Not surprisingly, the beers originate from Belgium's Flanders region, which is in the country's northern half.
Flanders red ales, which stem from West Flanders, are reddish-brown beers aged up to two years before being bottled, usually after being blended with an unaged beer to balance the wood-aged brew's dry, astringent qualities. The rarer oud bruin style originated in East Flanders. The deep copper to brown beers often feature vinegarlike notes. They also often are blended before bottling.
Because the beers are aged for years, they're expensive to produce, says Salazar. That's why New Belgium named its beer La Folie, which translates to insanity or foolery.

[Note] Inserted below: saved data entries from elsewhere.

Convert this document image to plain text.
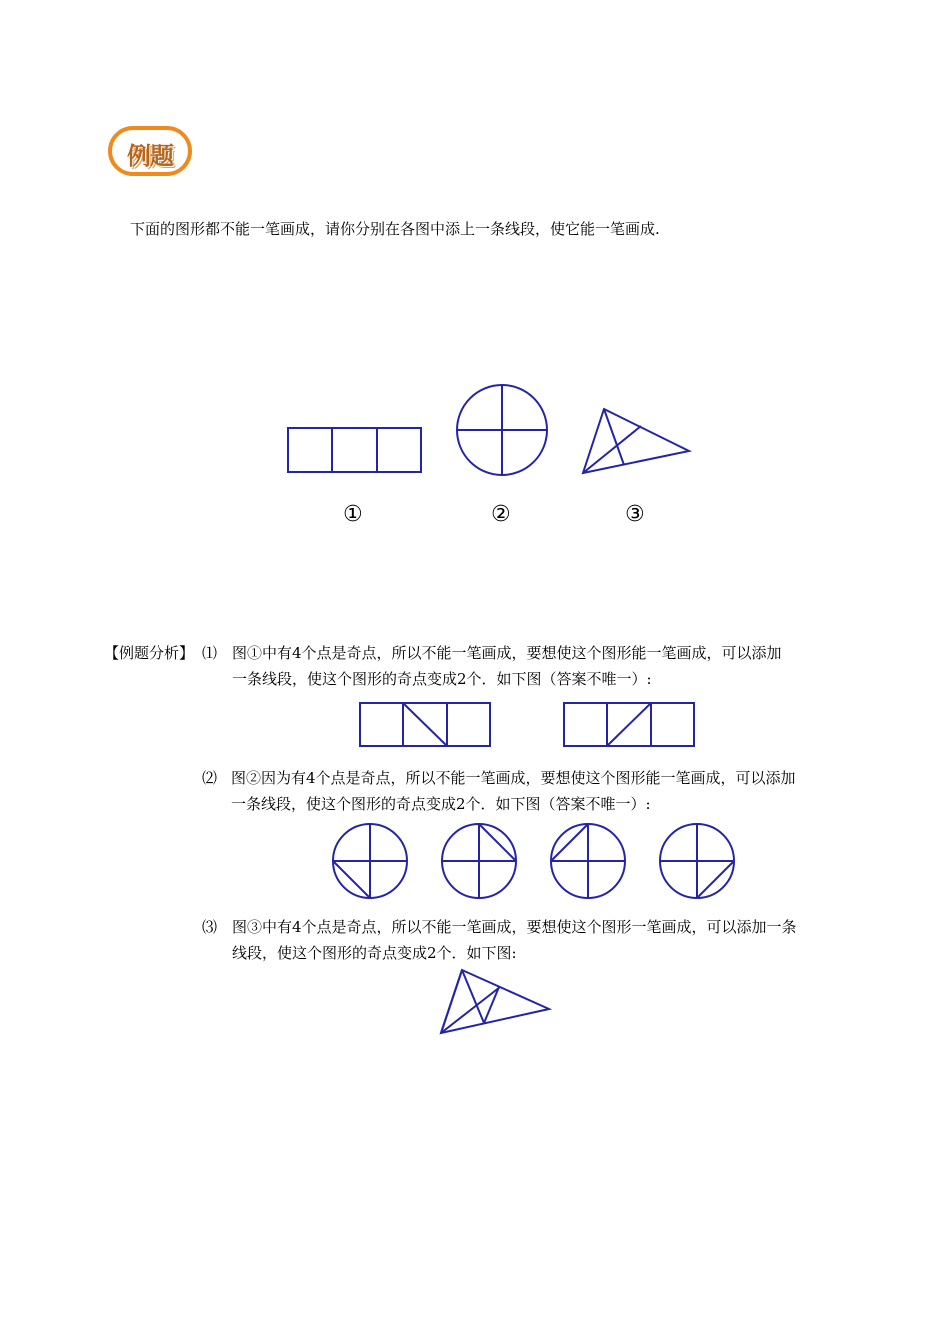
例题
下面的图形都不能一笔画成，请你分别在各图中添上一条线段，使它能一笔画成.
①	②	③
【例题分析】 ⑴ 图①中有4个点是奇点，所以不能一笔画成，要想使这个图形能一笔画成，可以添加
一条线段，使这个图形的奇点变成2个．如下图（答案不唯一）:
⑵ 图②因为有4个点是奇点，所以不能一笔画成，要想使这个图形能一笔画成，可以添加
一条线段，使这个图形的奇点变成2个．如下图（答案不唯一）:
⑶ 图③中有4个点是奇点，所以不能一笔画成，要想使这个图形一笔画成，可以添加一条
线段，使这个图形的奇点变成2个．如下图:
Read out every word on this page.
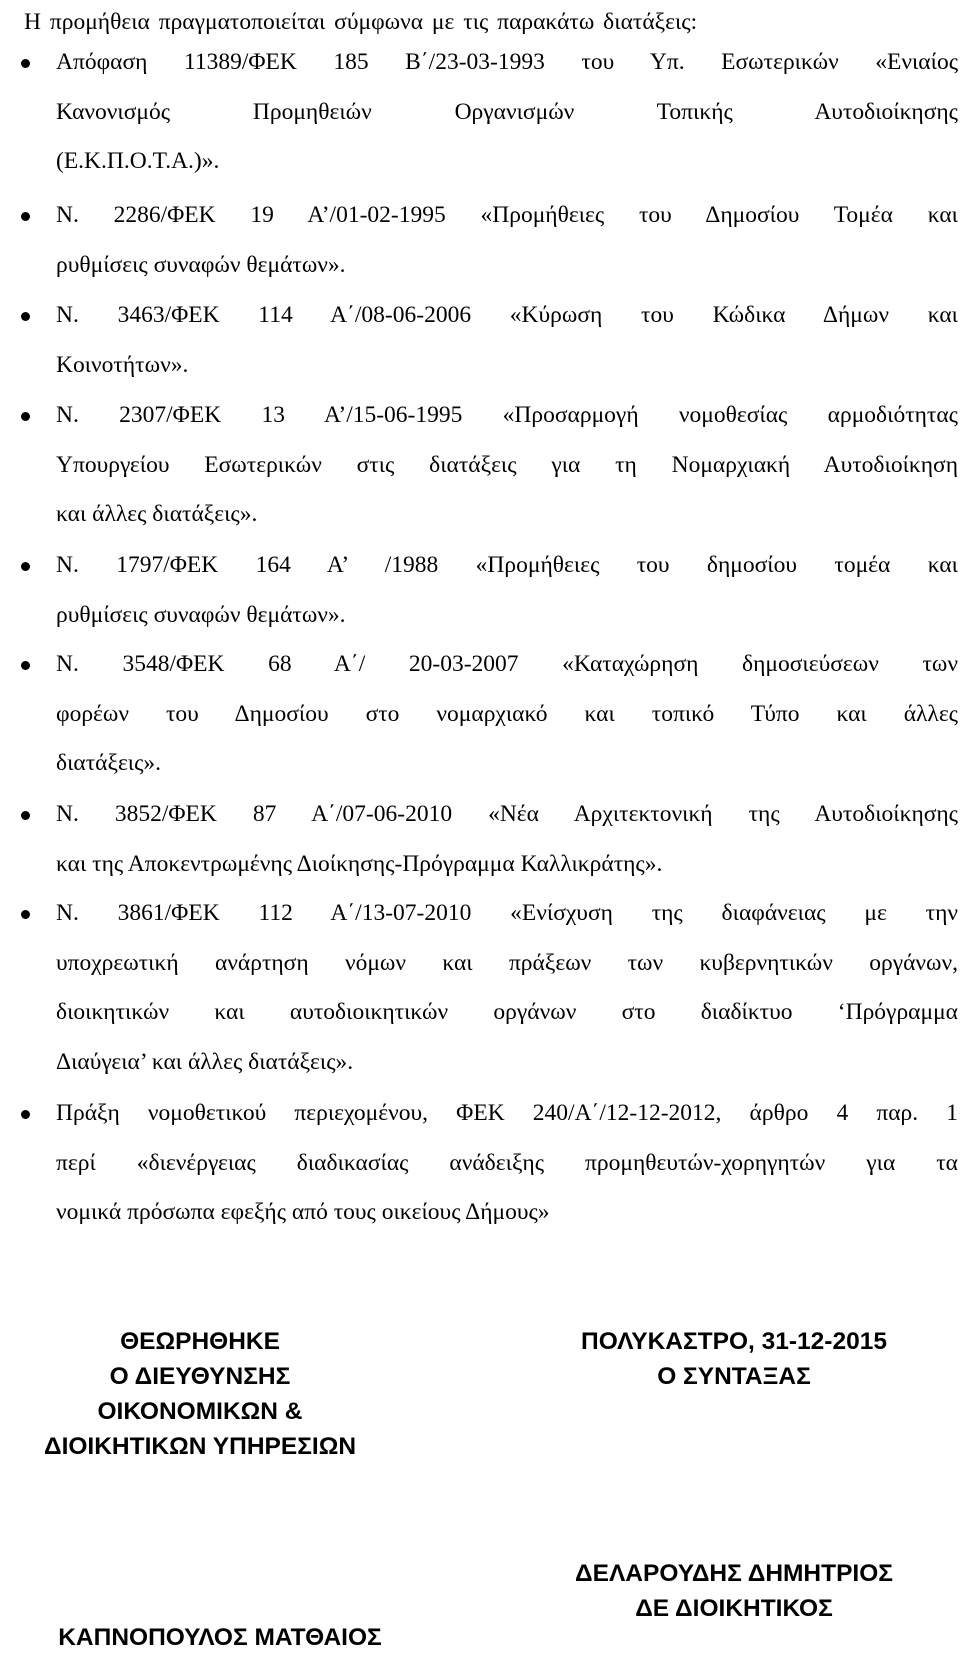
Η προμήθεια πραγματοποιείται σύμφωνα με τις παρακάτω διατάξεις:
Απόφαση 11389/ΦΕΚ 185 Β΄/23-03-1993 του Υπ. Εσωτερικών «Ενιαίος
Κανονισμός Προμηθειών Οργανισμών Τοπικής Αυτοδιοίκησης
(Ε.Κ.Π.Ο.Τ.Α.)».
Ν. 2286/ΦΕΚ 19 Α’/01-02-1995 «Προμήθειες του Δημοσίου Τομέα και
ρυθμίσεις συναφών θεμάτων».
Ν. 3463/ΦΕΚ 114 Α΄/08-06-2006 «Κύρωση του Κώδικα Δήμων και
Κοινοτήτων».
Ν. 2307/ΦΕΚ 13 Α’/15-06-1995 «Προσαρμογή νομοθεσίας αρμοδιότητας
Υπουργείου Εσωτερικών στις διατάξεις για τη Νομαρχιακή Αυτοδιοίκηση
και άλλες διατάξεις».
Ν. 1797/ΦΕΚ 164 Α’ /1988 «Προμήθειες του δημοσίου τομέα και
ρυθμίσεις συναφών θεμάτων».
Ν. 3548/ΦΕΚ 68 Α΄/ 20-03-2007 «Καταχώρηση δημοσιεύσεων των
φορέων του Δημοσίου στο νομαρχιακό και τοπικό Τύπο και άλλες
διατάξεις».
Ν. 3852/ΦΕΚ 87 Α΄/07-06-2010 «Νέα Αρχιτεκτονική της Αυτοδιοίκησης
και της Αποκεντρωμένης Διοίκησης-Πρόγραμμα Καλλικράτης».
Ν. 3861/ΦΕΚ 112 Α΄/13-07-2010 «Ενίσχυση της διαφάνειας με την
υποχρεωτική ανάρτηση νόμων και πράξεων των κυβερνητικών οργάνων,
διοικητικών και αυτοδιοικητικών οργάνων στο διαδίκτυο ‘Πρόγραμμα
Διαύγεια’ και άλλες διατάξεις».
Πράξη νομοθετικού περιεχομένου, ΦΕΚ 240/Α΄/12-12-2012, άρθρο 4 παρ. 1
περί «διενέργειας διαδικασίας ανάδειξης προμηθευτών-χορηγητών για τα
νομικά πρόσωπα εφεξής από τους οικείους Δήμους»
ΘΕΩΡΗΘΗΚΕ
Ο ΔΙΕΥΘΥΝΣΗΣ
ΟΙΚΟΝΟΜΙΚΩΝ &
ΔΙΟΙΚΗΤΙΚΩΝ ΥΠΗΡΕΣΙΩΝ
ΠΟΛΥΚΑΣΤΡΟ, 31-12-2015
Ο ΣΥΝΤΑΞΑΣ
ΔΕΛΑΡΟΥΔΗΣ ΔΗΜΗΤΡΙΟΣ
ΔΕ ΔΙΟΙΚΗΤΙΚΟΣ
ΚΑΠΝΟΠΟΥΛΟΣ ΜΑΤΘΑΙΟΣ
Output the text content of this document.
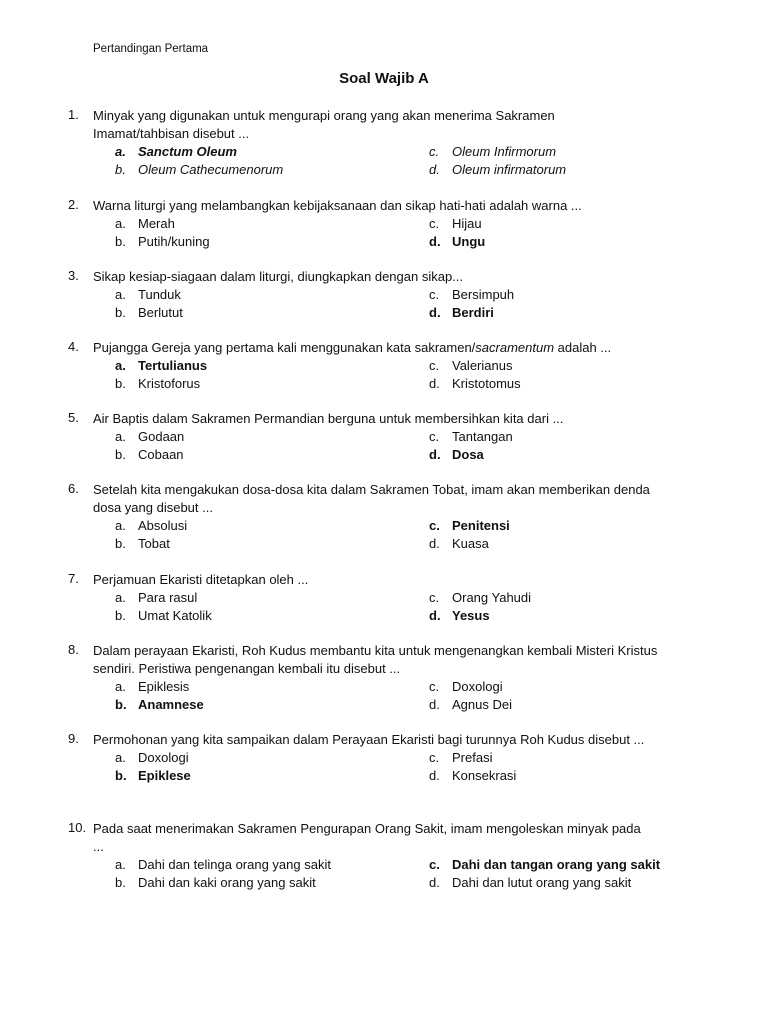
Pertandingan Pertama
Soal Wajib A
1.	Minyak yang digunakan untuk mengurapi orang yang akan menerima Sakramen Imamat/tahbisan disebut ...
a. Sanctum Oleum
b. Oleum Cathecumenorum
c. Oleum Infirmorum
d. Oleum infirmatorum
2.	Warna liturgi yang melambangkan kebijaksanaan dan sikap hati-hati adalah warna ...
a. Merah
b. Putih/kuning
c. Hijau
d. Ungu
3.	Sikap kesiap-siagaan dalam liturgi, diungkapkan dengan sikap...
a. Tunduk
b. Berlutut
c. Bersimpuh
d. Berdiri
4.	Pujangga Gereja yang pertama kali menggunakan kata sakramen/sacramentum adalah ...
a. Tertulianus
b. Kristoforus
c. Valerianus
d. Kristotomus
5.	Air Baptis dalam Sakramen Permandian berguna untuk membersihkan kita dari ...
a. Godaan
b. Cobaan
c. Tantangan
d. Dosa
6.	Setelah kita mengakukan dosa-dosa kita dalam Sakramen Tobat, imam akan memberikan denda dosa yang disebut ...
a. Absolusi
b. Tobat
c. Penitensi
d. Kuasa
7.	Perjamuan Ekaristi ditetapkan oleh ...
a. Para rasul
b. Umat Katolik
c. Orang Yahudi
d. Yesus
8.	Dalam perayaan Ekaristi, Roh Kudus membantu kita untuk mengenangkan kembali Misteri Kristus sendiri. Peristiwa pengenangan kembali itu disebut ...
a. Epiklesis
b. Anamnese
c. Doxologi
d. Agnus Dei
9.	Permohonan yang kita sampaikan dalam Perayaan Ekaristi bagi turunnya Roh Kudus disebut ...
a. Doxologi
b. Epiklese
c. Prefasi
d. Konsekrasi
10. Pada saat menerimakan Sakramen Pengurapan Orang Sakit, imam mengoleskan minyak pada ...
a. Dahi dan telinga orang yang sakit
b. Dahi dan kaki orang yang sakit
c. Dahi dan tangan orang yang sakit
d. Dahi dan lutut orang yang sakit
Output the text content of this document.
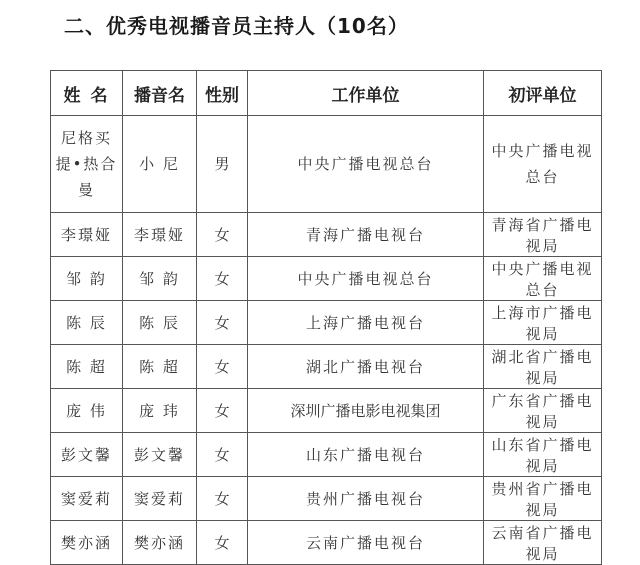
二、优秀电视播音员主持人（10名）
姓 名	播音名	性别	工作单位	初评单位
尼格买提•热合曼	小 尼	男	中央广播电视总台	中央广播电视总台
李璟娅	李璟娅	女	青海广播电视台	青海省广播电视局
邹 韵	邹 韵	女	中央广播电视总台	中央广播电视总台
陈 辰	陈 辰	女	上海广播电视台	上海市广播电视局
陈 超	陈 超	女	湖北广播电视台	湖北省广播电视局
庞 伟	庞 玮	女	深圳广播电影电视集团	广东省广播电视局
彭文馨	彭文馨	女	山东广播电视台	山东省广播电视局
窦爱莉	窦爱莉	女	贵州广播电视台	贵州省广播电视局
樊亦涵	樊亦涵	女	云南广播电视台	云南省广播电视局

"Making these beers is an exercise in foolishness," she says. "But we don't care."
The next bottling of La Folie will be released in a few weeks. Also, look for these Belgians:
Rodenbach Grand Cru: Dark red with an earthy, yet sweet, cherry candylike nose. The flavor melds tart cherry flavors with sweet, balsamic vinegarlike notes and a hint of oak.
Verhaeghe Duchesse de Bourgogne: Mahogany-colored with an aroma reminiscent of dark fruits, along with bread and caramel. Flavors of plums, cherries and figs, along with hints of caramel, vanilla and oak.
Van Steenberge Monk's Cafe: A dark ruby-hued oud bruin with a tart, vinegarlike nose. Features hints of golden raisins, sour cherries and vinegar.